Meri Kirihimete! Welcome to The Policy Observatory newsletter for December 2018, our last newsletter for the year.
The Policy Observatory has a podcast! It is called The Policy Fix. Each podcast is a 15-20 minute interview with an academic or other expert on their policy-related research or work. We will be launching the podcast early in the New Year, but we have some preview episodes for you here:
As with our Briefing Papers, the audience is the general public. The topics focus on issues of interest to New Zealanders, and the interviews are guided by three questions:
Our first series of podcasts focuses on inequality in Aotearoa. The interviews currently available are:
What do New Zealanders think about inequality? That’s the question driving the recent Marsden-funded research of AUT’s Dr Peter Skilling. His research looks at what levels of income inequality New Zealanders think is reasonable, and investigates the dynamics of public conversations about inequality. He talks to The Policy Observatory’s Keri Mills about the results of his research.
What are the problems caused by economic inequality in Aotearoa, and what can we do about it? Max Rashbrooke has written and edited books on wealth, inequality and the role of government, and he talks to The Policy Observatory’s Keri Mills about the state of inequality in Aotearoa today, and where we should go from here.
Workplace inequality remains a challenge for diversity and inclusion. Ethnic pay gaps continue to disadvantage Māori, Pacific and Asian workers. Gender pay gaps have reduced over time in Aotearoa New Zealand, but equity has not yet been achieved. In an era of heightened awareness about gender and ethnic inequalities, what role can public policy and the state sector play to promote and encourage positive change?
A new Policy Observatory report, Inclusive workspaces: Diversity and public policy, explores what the government can do to improve diversity outcomes in New Zealand. Written by Professor Edwina Pio, AUT’s University Director of Diversity, and Mervin Singham, presently the Executive Director of the Royal Commission of Inquiry into Historical Abuse in Care, the report explores the New Zealand context and international examples for public sector leadership in diversity and inclusion.
It is available now on our website: https://thepolicyobservatory.aut.ac.nz/publications/inclusive-workspaces-diversity-and-public-policy
A trial of online voting is proposed for the 2019 New Zealand local body elections, and this working paper is designed to provide some information on issues related to online voting. It is structured around problems and solutions: what problems do proponents hope online voting will solve? What do we know about whether it would actually solve these problems? And what new problems might online voting create?
The paper will be added to in 2019; feedback is welcome: https://thepolicyobservatory.aut.ac.nz/publications/online-voting-working-paper
We finish the year with a flurry of Papers, including a conclusion to our armistice series, new Papers on local government reform, the fate of Archives New Zealand and the National Library inside the Department of Internal Affairs, and the fundamental shift in social policy that the Child and Youth Wellbeing Strategy represents.

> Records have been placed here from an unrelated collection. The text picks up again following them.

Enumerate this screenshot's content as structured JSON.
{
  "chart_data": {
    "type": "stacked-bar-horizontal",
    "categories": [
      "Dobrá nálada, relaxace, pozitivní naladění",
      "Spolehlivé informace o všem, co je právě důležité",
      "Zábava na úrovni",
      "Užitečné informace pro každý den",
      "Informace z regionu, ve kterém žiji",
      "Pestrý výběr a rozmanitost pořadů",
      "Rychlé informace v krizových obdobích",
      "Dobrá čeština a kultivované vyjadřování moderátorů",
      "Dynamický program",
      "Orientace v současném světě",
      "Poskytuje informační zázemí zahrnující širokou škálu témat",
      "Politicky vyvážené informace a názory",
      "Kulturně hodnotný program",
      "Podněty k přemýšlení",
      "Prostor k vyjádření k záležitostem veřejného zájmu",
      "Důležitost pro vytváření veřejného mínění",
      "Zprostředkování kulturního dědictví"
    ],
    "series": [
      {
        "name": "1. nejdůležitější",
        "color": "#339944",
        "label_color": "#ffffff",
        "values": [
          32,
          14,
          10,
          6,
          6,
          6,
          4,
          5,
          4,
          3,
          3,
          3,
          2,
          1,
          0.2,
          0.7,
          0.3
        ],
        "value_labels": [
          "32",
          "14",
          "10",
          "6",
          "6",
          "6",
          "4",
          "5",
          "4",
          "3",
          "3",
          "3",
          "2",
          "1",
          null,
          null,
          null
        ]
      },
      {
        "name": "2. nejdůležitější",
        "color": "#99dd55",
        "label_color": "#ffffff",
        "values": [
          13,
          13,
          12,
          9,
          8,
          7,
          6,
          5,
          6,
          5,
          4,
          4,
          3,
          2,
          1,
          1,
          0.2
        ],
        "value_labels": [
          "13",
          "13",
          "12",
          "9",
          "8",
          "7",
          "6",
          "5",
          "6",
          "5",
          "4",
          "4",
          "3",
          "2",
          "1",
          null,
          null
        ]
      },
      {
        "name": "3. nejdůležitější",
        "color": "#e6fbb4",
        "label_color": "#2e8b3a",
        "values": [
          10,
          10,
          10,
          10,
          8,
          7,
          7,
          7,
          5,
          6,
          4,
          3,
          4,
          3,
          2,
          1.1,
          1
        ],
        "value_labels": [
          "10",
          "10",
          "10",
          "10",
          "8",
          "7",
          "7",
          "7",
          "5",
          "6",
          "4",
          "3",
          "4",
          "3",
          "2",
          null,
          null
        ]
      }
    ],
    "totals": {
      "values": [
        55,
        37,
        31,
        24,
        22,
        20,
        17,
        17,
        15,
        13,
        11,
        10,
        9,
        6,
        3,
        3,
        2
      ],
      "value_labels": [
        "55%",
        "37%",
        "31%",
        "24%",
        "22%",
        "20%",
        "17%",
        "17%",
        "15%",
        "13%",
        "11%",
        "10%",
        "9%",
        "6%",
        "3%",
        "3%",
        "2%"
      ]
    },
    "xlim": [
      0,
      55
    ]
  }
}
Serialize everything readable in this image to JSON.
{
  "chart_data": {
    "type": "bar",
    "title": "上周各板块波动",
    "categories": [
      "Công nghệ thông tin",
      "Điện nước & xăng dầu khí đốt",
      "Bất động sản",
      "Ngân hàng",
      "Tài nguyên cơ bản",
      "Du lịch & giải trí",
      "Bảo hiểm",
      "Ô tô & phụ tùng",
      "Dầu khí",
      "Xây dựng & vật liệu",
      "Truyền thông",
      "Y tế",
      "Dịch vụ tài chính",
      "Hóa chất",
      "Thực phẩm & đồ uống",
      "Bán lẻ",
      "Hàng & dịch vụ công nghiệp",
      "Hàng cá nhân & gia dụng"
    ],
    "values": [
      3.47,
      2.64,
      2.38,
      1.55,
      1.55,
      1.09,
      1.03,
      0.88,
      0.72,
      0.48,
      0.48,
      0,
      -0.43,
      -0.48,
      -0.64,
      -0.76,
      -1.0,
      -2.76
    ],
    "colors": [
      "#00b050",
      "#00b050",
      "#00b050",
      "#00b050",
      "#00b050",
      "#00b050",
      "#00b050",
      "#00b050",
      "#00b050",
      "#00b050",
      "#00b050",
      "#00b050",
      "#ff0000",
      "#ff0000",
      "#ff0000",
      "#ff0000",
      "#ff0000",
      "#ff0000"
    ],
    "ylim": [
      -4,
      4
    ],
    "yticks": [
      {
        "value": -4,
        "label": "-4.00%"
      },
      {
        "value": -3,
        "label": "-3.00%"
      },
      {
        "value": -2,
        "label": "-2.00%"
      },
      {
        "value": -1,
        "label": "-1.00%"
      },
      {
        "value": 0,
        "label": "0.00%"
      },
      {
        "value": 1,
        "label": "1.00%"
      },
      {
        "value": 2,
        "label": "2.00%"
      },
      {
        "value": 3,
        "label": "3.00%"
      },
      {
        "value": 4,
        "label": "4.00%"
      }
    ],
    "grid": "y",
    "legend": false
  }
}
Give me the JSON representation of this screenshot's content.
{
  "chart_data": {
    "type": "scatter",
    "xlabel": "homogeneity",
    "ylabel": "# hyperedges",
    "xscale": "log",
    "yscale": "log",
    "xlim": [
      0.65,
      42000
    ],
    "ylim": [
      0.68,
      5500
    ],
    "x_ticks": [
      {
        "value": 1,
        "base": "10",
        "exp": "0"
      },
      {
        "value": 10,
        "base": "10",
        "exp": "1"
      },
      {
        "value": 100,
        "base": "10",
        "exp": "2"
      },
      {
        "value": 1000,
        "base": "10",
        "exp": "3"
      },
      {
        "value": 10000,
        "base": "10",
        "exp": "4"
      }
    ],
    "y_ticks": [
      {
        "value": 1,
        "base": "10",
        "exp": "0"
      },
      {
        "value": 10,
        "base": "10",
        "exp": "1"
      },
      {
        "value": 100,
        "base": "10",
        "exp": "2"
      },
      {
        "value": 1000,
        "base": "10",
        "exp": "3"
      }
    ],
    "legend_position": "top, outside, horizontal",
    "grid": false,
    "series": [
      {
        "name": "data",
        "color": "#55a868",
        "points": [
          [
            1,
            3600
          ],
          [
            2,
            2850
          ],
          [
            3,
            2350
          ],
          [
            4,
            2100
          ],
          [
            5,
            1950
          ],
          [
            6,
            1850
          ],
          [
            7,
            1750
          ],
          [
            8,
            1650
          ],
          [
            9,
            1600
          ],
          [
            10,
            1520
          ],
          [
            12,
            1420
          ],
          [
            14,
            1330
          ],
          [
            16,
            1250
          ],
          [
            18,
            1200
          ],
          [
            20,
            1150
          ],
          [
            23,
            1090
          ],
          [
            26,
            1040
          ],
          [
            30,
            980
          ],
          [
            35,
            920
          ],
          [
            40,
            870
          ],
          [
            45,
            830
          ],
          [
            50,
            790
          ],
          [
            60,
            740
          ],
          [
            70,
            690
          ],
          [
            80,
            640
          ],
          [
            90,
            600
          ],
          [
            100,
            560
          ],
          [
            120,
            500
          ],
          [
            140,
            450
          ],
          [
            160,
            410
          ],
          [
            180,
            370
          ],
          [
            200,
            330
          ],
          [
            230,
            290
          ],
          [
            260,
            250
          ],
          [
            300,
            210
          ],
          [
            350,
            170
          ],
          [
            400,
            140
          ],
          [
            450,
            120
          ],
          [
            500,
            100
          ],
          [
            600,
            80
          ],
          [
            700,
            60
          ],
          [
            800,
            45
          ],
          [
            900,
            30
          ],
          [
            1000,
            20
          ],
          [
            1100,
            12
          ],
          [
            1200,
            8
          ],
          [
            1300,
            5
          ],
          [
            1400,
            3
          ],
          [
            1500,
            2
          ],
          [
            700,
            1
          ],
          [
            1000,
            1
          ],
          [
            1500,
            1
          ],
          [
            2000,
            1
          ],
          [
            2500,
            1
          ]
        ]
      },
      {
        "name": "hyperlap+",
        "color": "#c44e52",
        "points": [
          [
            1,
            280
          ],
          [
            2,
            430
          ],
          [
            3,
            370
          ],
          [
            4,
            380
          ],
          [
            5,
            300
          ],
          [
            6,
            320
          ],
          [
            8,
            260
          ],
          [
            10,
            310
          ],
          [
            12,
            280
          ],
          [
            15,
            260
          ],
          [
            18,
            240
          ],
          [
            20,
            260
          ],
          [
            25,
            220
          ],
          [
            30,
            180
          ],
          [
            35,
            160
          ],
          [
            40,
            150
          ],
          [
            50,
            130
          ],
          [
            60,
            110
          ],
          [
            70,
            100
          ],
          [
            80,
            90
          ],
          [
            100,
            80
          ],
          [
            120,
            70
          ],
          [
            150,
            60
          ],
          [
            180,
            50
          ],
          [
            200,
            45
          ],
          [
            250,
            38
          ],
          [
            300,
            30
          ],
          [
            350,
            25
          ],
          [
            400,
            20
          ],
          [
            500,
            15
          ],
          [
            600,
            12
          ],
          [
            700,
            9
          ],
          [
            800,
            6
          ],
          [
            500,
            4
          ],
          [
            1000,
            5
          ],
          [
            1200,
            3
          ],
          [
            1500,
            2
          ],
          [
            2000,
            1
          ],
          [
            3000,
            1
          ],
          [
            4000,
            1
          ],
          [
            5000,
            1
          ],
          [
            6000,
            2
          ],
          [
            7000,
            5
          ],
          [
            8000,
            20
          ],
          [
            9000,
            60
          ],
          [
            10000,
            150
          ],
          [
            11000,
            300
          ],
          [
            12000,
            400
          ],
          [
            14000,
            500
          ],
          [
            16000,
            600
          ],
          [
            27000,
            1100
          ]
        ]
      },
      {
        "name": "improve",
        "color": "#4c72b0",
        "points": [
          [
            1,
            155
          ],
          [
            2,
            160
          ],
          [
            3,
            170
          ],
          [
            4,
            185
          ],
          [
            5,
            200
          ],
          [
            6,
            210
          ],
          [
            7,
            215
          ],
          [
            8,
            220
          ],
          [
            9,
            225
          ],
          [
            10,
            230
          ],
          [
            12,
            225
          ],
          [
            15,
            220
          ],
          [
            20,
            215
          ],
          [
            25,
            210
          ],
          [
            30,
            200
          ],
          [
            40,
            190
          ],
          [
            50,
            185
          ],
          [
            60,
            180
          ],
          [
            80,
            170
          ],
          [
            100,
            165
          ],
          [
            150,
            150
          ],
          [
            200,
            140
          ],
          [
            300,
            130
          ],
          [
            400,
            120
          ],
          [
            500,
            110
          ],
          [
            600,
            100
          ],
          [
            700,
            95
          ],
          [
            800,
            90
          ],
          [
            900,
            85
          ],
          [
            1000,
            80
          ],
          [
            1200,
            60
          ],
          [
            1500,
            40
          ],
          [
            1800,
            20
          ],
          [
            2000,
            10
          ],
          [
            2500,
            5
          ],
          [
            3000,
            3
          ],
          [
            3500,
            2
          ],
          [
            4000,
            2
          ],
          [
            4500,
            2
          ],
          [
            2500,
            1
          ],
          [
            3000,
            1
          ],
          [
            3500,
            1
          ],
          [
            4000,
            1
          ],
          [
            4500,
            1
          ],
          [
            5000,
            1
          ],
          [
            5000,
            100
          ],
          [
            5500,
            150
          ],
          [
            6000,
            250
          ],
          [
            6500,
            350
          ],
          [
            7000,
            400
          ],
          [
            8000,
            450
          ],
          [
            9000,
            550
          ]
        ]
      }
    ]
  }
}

Emeritus Professor Ian Shirley’s Briefing Paper includes an extract from his longer submission to the Child and Youth Wellbeing Strategy, which he notes is a significant departure from the status quo. The Briefing Paper can be viewed here:
His longer submission can be viewed here: https://thepolicyobservatory.aut.ac.nz/news/a-fundamental-shift-in-social-policy
There are no compulsory topics in the New Zealand history curriculum; teachers have to cover certain skills and ideas, but not particular events. The theory behind teachers having full choice over what topics they teach is that it allows them to select topics they think will engage their students. This also allows teachers to avoid difficult subjects, as Rachel Rafferty explains.
World War I commemorations tend to emphasise the narrative of noble sacrifice for the nation. But what about those who made a difference kind of sacrifice, for their belief in something transcending the nation: peace? Richard Jackson, Professor of Peace Studies at Otago University, discusses how we remember the New Zealanders who have protested against war and violence throughout our history.
Restructuring in the public service is usually accompanied by the promise of benefits. Accountant Don Gilling looks back at the 2010 merger between Archives New Zealand, the National Library, and the Department of Internal Affairs, to ask whether the promises of efficiency gains and ‘future-proofing’ have come to pass. What he finds are opaque changes to budgets.
Former local body politician Christine Rose writes about how local government’s focus is strongly mandated by central government – so what does the change of government last year mean? Will there be more autonomy for local government?
Local government expert Jean Drage writes an extract from her longer report on how citizens and communities can ‘have a say’ in local government. In this paper she focuses on the size of territorial authorities and election processes.